I really enjoyed reading your blog about chiles. I remember my sister thinking she really like hot Mexican food...until she found out that American food is not the same as authentic Mexican---much, much hotter. I once strung little red peppers not knowing how hot they were and rubbed my eyes....ow! what a mistake...know better now. Thank you for your generous comments about on my blog.
I have sent you an award .. you can pick it up at my blog. I really enjoyed looking throughout your sketches/finished work, reading your commentaries (spelling)....what a nice blog to start off the day with.
oooh....you are making me hungry! Those chiles look delicious!

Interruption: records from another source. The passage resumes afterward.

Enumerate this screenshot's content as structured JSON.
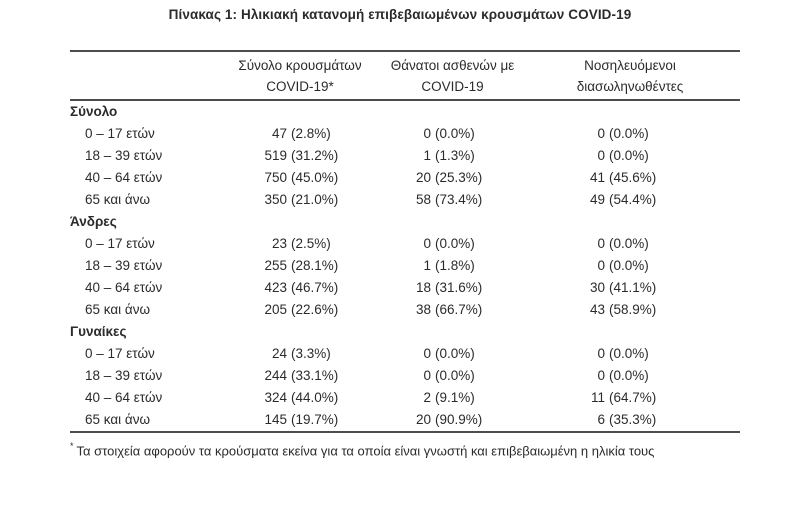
{
  "title": "Πίνακας 1: Ηλικιακή κατανομή επιβεβαιωμένων κρουσμάτων COVID-19",
  "table": {
    "columns": [
      {
        "line1": "Σύνολο κρουσμάτων",
        "line2": "COVID-19*"
      },
      {
        "line1": "Θάνατοι ασθενών με",
        "line2": "COVID-19"
      },
      {
        "line1": "Νοσηλευόμενοι",
        "line2": "διασωληνωθέντες"
      }
    ],
    "sections": [
      {
        "label": "Σύνολο",
        "rows": [
          {
            "label": "0 – 17 ετών",
            "cells": [
              {
                "n": "47",
                "p": "(2.8%)"
              },
              {
                "n": "0",
                "p": "(0.0%)"
              },
              {
                "n": "0",
                "p": "(0.0%)"
              }
            ]
          },
          {
            "label": "18 – 39 ετών",
            "cells": [
              {
                "n": "519",
                "p": "(31.2%)"
              },
              {
                "n": "1",
                "p": "(1.3%)"
              },
              {
                "n": "0",
                "p": "(0.0%)"
              }
            ]
          },
          {
            "label": "40 – 64 ετών",
            "cells": [
              {
                "n": "750",
                "p": "(45.0%)"
              },
              {
                "n": "20",
                "p": "(25.3%)"
              },
              {
                "n": "41",
                "p": "(45.6%)"
              }
            ]
          },
          {
            "label": "65 και άνω",
            "cells": [
              {
                "n": "350",
                "p": "(21.0%)"
              },
              {
                "n": "58",
                "p": "(73.4%)"
              },
              {
                "n": "49",
                "p": "(54.4%)"
              }
            ]
          }
        ]
      },
      {
        "label": "Άνδρες",
        "rows": [
          {
            "label": "0 – 17 ετών",
            "cells": [
              {
                "n": "23",
                "p": "(2.5%)"
              },
              {
                "n": "0",
                "p": "(0.0%)"
              },
              {
                "n": "0",
                "p": "(0.0%)"
              }
            ]
          },
          {
            "label": "18 – 39 ετών",
            "cells": [
              {
                "n": "255",
                "p": "(28.1%)"
              },
              {
                "n": "1",
                "p": "(1.8%)"
              },
              {
                "n": "0",
                "p": "(0.0%)"
              }
            ]
          },
          {
            "label": "40 – 64 ετών",
            "cells": [
              {
                "n": "423",
                "p": "(46.7%)"
              },
              {
                "n": "18",
                "p": "(31.6%)"
              },
              {
                "n": "30",
                "p": "(41.1%)"
              }
            ]
          },
          {
            "label": "65 και άνω",
            "cells": [
              {
                "n": "205",
                "p": "(22.6%)"
              },
              {
                "n": "38",
                "p": "(66.7%)"
              },
              {
                "n": "43",
                "p": "(58.9%)"
              }
            ]
          }
        ]
      },
      {
        "label": "Γυναίκες",
        "rows": [
          {
            "label": "0 – 17 ετών",
            "cells": [
              {
                "n": "24",
                "p": "(3.3%)"
              },
              {
                "n": "0",
                "p": "(0.0%)"
              },
              {
                "n": "0",
                "p": "(0.0%)"
              }
            ]
          },
          {
            "label": "18 – 39 ετών",
            "cells": [
              {
                "n": "244",
                "p": "(33.1%)"
              },
              {
                "n": "0",
                "p": "(0.0%)"
              },
              {
                "n": "0",
                "p": "(0.0%)"
              }
            ]
          },
          {
            "label": "40 – 64 ετών",
            "cells": [
              {
                "n": "324",
                "p": "(44.0%)"
              },
              {
                "n": "2",
                "p": "(9.1%)"
              },
              {
                "n": "11",
                "p": "(64.7%)"
              }
            ]
          },
          {
            "label": "65 και άνω",
            "cells": [
              {
                "n": "145",
                "p": "(19.7%)"
              },
              {
                "n": "20",
                "p": "(90.9%)"
              },
              {
                "n": "6",
                "p": "(35.3%)"
              }
            ]
          }
        ]
      }
    ]
  },
  "footnote": {
    "marker": "*",
    "text": "Τα στοιχεία αφορούν τα κρούσματα εκείνα για τα οποία είναι γνωστή και επιβεβαιωμένη η ηλικία τους"
  }
}
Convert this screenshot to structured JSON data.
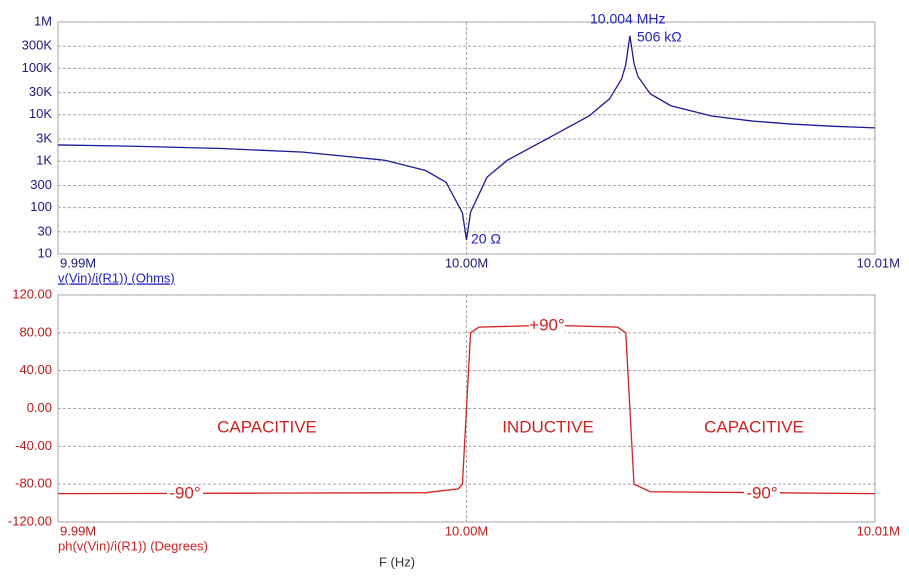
{
  "chart_data": [
    {
      "type": "line",
      "ylog": true,
      "grid": true,
      "color": "#1c1c96",
      "y_label": "v(Vin)/i(R1)) (Ohms)",
      "x": [
        9990000,
        9992000,
        9994000,
        9996000,
        9998000,
        9999000,
        9999500,
        9999900,
        10000000,
        10000100,
        10000500,
        10001000,
        10002000,
        10003000,
        10003500,
        10003800,
        10003900,
        10004000,
        10004100,
        10004200,
        10004500,
        10005000,
        10006000,
        10007000,
        10008000,
        10009000,
        10010000
      ],
      "values": [
        2240,
        2090,
        1880,
        1570,
        1050,
        630,
        350,
        77,
        20,
        80,
        450,
        1050,
        3140,
        9420,
        22000,
        59700,
        122000,
        506000,
        129000,
        66000,
        28300,
        15700,
        9420,
        7330,
        6280,
        5650,
        5230
      ],
      "xlim": [
        9990000,
        10010000
      ],
      "xticks": [
        {
          "value": 9990000,
          "label": "9.99M"
        },
        {
          "value": 10000000,
          "label": "10.00M"
        },
        {
          "value": 10010000,
          "label": "10.01M"
        }
      ],
      "ylim": [
        10,
        1000000
      ],
      "yticks": [
        {
          "value": 1000000,
          "label": "1M"
        },
        {
          "value": 300000,
          "label": "300K"
        },
        {
          "value": 100000,
          "label": "100K"
        },
        {
          "value": 30000,
          "label": "30K"
        },
        {
          "value": 10000,
          "label": "10K"
        },
        {
          "value": 3000,
          "label": "3K"
        },
        {
          "value": 1000,
          "label": "1K"
        },
        300,
        100,
        30,
        10
      ],
      "annotations": [
        "10.004 MHz",
        "506 kΩ",
        "20 Ω"
      ]
    },
    {
      "type": "line",
      "ylog": false,
      "grid": true,
      "color": "#d42020",
      "y_label": "ph(v(Vin)/i(R1)) (Degrees)",
      "x_label": "F (Hz)",
      "x": [
        9990000,
        9995000,
        9999000,
        9999800,
        9999900,
        10000000,
        10000100,
        10000300,
        10002000,
        10003700,
        10003900,
        10004000,
        10004100,
        10004500,
        10010000
      ],
      "values": [
        -90,
        -89.5,
        -89,
        -85,
        -80,
        0,
        80,
        86,
        88,
        86,
        80,
        0,
        -80,
        -88,
        -90
      ],
      "xlim": [
        9990000,
        10010000
      ],
      "xticks": [
        {
          "value": 9990000,
          "label": "9.99M"
        },
        {
          "value": 10000000,
          "label": "10.00M"
        },
        {
          "value": 10010000,
          "label": "10.01M"
        }
      ],
      "ylim": [
        -120,
        120
      ],
      "yticks": [
        {
          "value": 120,
          "label": "120.00"
        },
        {
          "value": 80,
          "label": "80.00"
        },
        {
          "value": 40,
          "label": "40.00"
        },
        {
          "value": 0,
          "label": "0.00"
        },
        {
          "value": -40,
          "label": "-40.00"
        },
        {
          "value": -80,
          "label": "-80.00"
        },
        {
          "value": -120,
          "label": "-120.00"
        }
      ],
      "annotations": [
        "+90°",
        "-90°",
        "-90°",
        "CAPACITIVE",
        "INDUCTIVE",
        "CAPACITIVE"
      ]
    }
  ]
}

Joe, I came to your blog via fishing guy, and I love your work! Gorgeous! I hope you don't mind if I add you to my art-related blog, Blue Lotus Tile (http://bluelotustile.blogspot.com)
Come by and check it out but also visit my main blog, A Colorful World (http://daughterm.blogspot.com)
So, you're from Bastrop!!!! We used to live in Ledbetter! I have a post called Festival Hill you might want to check out. :-) Have a great week! Glad I found you!
Marie
Susan, Hi. Yes chiles can be a little bit hard on the eyes and hands. We wear rubber gloves. New Mexican food is different than California, Arizona and Tex-Mex, too. We miss it and have to take the "real stuff" home with us to Texas.
I will check out the award. Thank you.
Valerie, hi there. Thank you for stopping by this evening.
Hi Marie, Tile Lady, I will check out your blogs in more detail. We are in New Mexico for the summer and in a couple of weeks go back to Bastrop for the winter. Thanks for stopping in, nice to know you.